Well as luck would have it I got to the appointment and back again. The rest of the day was shot as I slept trying to renew the inflamed nerve endings all over my body. For an introvert HSP places like hospitals and cemeteries can feel like sticking your finger in a light socket if you let them. Many years ago Dr Claire Weekes recorded therapy for the anxiety ridden person to give confidence and guidance when they venture out. I listen to a collection called, “Freedom From Nervous Suffering” purchased off the Audible.com website. This collection also has a recording where she helps one relax to sleep. Different things work for different people, at different times but I have had many a night where her voice the last I hear before gratefully drifting off.
My mammogram went well. Well, as well as those can go. I can not say who came up with that machine but somehow I am guessing it was a man..I could be wrong. I have had them done at the same place for years. I have a great tech. It is sort of weird though to have the person doing the mammogram knowing you for thirty some years.

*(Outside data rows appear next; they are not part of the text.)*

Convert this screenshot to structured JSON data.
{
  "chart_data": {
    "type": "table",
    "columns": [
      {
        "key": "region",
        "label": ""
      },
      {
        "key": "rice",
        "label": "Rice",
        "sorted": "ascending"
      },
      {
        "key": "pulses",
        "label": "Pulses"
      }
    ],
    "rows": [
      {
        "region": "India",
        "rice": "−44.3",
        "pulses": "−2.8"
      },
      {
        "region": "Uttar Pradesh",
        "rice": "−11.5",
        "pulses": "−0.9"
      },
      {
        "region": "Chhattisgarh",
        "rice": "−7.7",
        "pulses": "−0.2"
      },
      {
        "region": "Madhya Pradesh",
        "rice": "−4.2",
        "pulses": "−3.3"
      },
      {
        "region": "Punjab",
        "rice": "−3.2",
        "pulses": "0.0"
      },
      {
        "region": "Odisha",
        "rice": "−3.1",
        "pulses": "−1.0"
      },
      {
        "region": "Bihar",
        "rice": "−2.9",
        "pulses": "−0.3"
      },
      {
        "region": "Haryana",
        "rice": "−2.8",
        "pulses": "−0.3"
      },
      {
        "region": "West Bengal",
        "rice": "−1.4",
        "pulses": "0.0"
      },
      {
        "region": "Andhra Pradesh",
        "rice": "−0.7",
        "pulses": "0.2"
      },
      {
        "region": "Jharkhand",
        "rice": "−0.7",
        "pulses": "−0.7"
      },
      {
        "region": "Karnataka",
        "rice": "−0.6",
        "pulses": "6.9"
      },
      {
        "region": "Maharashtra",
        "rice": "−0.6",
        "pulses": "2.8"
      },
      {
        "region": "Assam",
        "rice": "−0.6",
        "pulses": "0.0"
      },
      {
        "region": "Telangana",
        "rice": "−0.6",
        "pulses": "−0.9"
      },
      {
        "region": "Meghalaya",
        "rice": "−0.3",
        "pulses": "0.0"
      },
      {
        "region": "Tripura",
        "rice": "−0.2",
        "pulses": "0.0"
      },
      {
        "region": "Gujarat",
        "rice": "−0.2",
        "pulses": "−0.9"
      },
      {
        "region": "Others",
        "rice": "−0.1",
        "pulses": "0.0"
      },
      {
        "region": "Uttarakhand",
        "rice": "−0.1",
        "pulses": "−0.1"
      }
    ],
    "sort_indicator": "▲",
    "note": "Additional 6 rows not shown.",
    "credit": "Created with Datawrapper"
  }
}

On the other hand, for an HSP it is a dream come true because there are few changes to the routine, and no surprises. We do not like, or do well with surprises. Come up behind a HSP and scare them and watch our skin melt right off our bodies.

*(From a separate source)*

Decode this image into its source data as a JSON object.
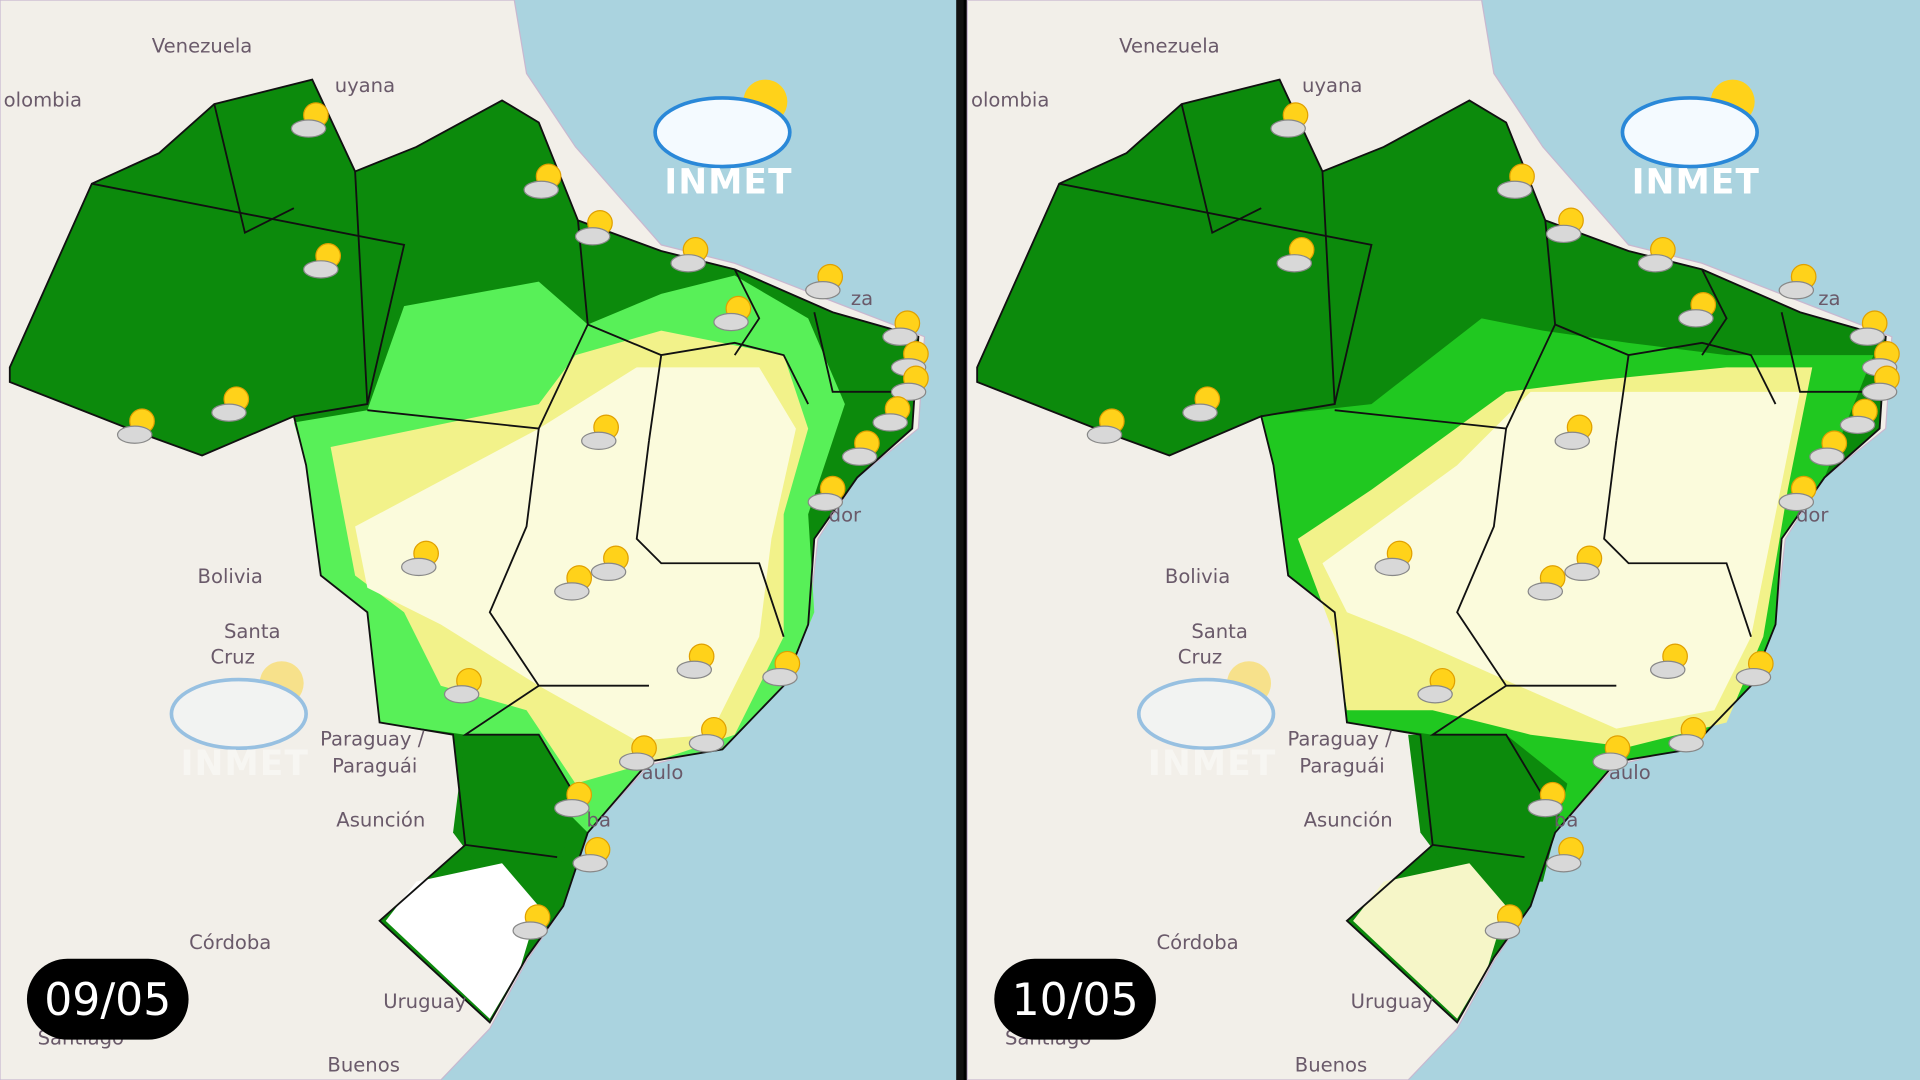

I am good for another two years. I did not smash up the truck, had no “put me on the floor” dizzy spells while driving (which could be disastrous driving, but been lucky so far), and arrive home only moderately shaking, nauseated and very exhausted. Cortisol dumps drain me of sugar and leave me hypoglycemic. I will spend the next few days replenishing that sugar every few hours with a little honey, a half teaspoon or so. It usually takes about 3 days for my system to return to normal. A traumatic event will put me down for at least a week. Tomorrow is another day, maybe, god willing.